令和5年8月の鶏卵卸売価格(東京、M玉基準値)は、1キログラム当たり282円(前年同月差78円高)となった(図)。高病原性鳥インフルエンザ(以下「HPAI」という)の大規模発生により鶏卵の供給量は減少していたが、生産再開により徐々に回復しているとみられる。このため8月の同価格は前月から38円下落し、7カ月ぶりの200円台となった。
また、8月の日ごとの推移を見ると、1日は295円で始まり、2回の下落を経て7日以降は280円となった。前月は月内で45円の下落となったが、当月は15円の下落となっており、値下がり幅が縮小している。夏季は一般的に消費量が減少し、価格も年間を通じて底を打つことが多いと言われるが、直近5カ年で比較しても、当月の282円は依然高い水準にあると言える。

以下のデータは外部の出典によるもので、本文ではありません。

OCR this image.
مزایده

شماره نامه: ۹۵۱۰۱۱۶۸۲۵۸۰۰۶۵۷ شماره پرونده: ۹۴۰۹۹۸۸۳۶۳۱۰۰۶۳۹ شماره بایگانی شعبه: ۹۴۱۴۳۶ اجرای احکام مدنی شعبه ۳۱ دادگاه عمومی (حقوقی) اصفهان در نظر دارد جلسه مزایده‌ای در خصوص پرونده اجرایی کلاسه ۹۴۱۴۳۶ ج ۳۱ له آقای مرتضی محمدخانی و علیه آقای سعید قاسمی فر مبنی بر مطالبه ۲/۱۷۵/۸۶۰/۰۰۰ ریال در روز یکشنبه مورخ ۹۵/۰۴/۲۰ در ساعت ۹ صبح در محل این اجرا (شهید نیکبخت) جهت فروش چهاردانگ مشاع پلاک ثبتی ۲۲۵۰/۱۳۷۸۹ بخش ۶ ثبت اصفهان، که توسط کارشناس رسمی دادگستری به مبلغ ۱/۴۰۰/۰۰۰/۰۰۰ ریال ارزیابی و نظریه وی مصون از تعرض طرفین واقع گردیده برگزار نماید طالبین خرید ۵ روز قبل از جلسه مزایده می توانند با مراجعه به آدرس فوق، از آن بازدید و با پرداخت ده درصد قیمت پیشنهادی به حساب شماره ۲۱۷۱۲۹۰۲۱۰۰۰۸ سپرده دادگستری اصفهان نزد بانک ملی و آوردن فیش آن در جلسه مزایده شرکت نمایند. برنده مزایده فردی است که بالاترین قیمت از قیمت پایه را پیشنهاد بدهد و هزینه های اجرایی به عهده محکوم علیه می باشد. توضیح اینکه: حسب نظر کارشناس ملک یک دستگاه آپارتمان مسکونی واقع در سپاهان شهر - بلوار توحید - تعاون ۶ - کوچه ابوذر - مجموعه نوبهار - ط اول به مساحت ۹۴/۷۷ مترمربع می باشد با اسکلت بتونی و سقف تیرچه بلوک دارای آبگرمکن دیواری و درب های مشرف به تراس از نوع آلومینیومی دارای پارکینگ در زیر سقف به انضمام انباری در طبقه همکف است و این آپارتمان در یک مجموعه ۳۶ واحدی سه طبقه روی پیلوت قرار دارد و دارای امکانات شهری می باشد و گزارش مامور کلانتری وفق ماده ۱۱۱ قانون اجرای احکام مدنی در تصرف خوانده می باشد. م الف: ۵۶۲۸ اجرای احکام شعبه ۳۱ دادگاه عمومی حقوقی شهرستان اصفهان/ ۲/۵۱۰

この背景として、供給量はいまだ回復中のところへ、今年の記録的な猛暑による産卵率の低下や小玉率の増加に加え、外食産業の卵メニューの提供再開や学校給食など9月の需要回復を控えて引き合いが増加したこと、生産コストの増加などが挙げられる。
今後の供給量については、6月以降、HPAIの発生農場においてひなの再導入が進んでいることから、供給不足の解消が進むと期待される。さらに、今夏の猛暑などの影響を受けた卵重については、涼しい気候に入ることにより産卵環境が改善されることから、回復が期待される。
需要面は、外食市場は回復基調に入り、ファストフード店を中心に秋の卵メニューが復活し、キャンペーンなどが展開されているほか、増加傾向にあるインバウンド需要や秋の旅行シーズンに向けて外食や観光分野での消費拡大もさらに期待される。